The UK has ordered enough doses to vaccinate its whole population three times over

If current trends continue, it will take the world’s poorest countries until 2078 to vaccinate their populations

‘Booster jabs are welcome, but Boris Johnson must truly understand that nobody is safe until everyone is safe’ - Steve Cockburn

Responding to news that the UK government plans to roll out Covid vaccine boosters for the over-50s and clinically vulnerable, Steve Cockburn, Head of Economic and Social Justice at Amnesty International, said

“As the UK prepares to provide booster jabs to higher risk adults, it is also critical that the UK dramatically scales up its support to billions of people around the world who have not yet received a single dose. 

“The UK is currently sitting on tens of millions of surplus vaccines that could be redistributed around the world, without impacting its domestic programme, and it is unconscionable to keep hoarding these vaccines while tens of thousands of people are dying every week.

“Quite apart from it making a mockery of vaccine equality, vaccine nationalism in richer countries is slowing the planet from overcoming the pandemic - allowing more time for variants to mutate and spread in lower and higher income countries alike.

“Boris and his government must yet again be reminded that nobody is safe until everyone is safe.”

World’s poor left unprotected

While around 42% of the world population has received at least one dose of a Covid vaccine, fewer than 2% of these are in low-income countries, according to Our World in Data. If current trends continue, it will take the world’s poorest countries until 2078 to vaccinate their populations. Meanwhile rich countries are expected to finish vaccinating their populations by January next year. Countries such as the UK, which ordered enough doses to vaccinate its whole population three times over, must urgently do their part to resolve global vaccine inequality

Patent waivers

Of the G7 nations, only the USA has explicitly supported waiving patents for vaccines. Japan has said it will not oppose the move if it is agreed internationally, while the UK and Germany have vehemently opposed the plan. Canada, Italy and France have made no clear policy statements on the issue.

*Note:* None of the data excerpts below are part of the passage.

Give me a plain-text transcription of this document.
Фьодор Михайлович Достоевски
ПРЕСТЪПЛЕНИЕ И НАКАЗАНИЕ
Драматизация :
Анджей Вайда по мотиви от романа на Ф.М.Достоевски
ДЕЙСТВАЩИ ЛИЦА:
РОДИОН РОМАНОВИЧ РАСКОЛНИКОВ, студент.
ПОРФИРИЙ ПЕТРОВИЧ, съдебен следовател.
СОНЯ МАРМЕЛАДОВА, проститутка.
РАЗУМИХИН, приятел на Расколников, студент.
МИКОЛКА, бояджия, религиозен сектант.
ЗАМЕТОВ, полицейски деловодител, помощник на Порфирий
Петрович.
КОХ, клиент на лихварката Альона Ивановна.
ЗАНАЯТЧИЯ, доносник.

Vaccine developers have received more than 70 billion pounds in public funding, yet not a single vaccine developer has agreed to participate in the WHO’s Covid-19 Technology Access Pool (C-TAP), set up more than a year ago to facilitate the sharing of life-saving intellectual property and technology. Major pharmaceutical firms - including Moderna and Pfizer - are meanwhile making huge profits, and nine new vaccine billionaires have been created since the beginning of the pandemic.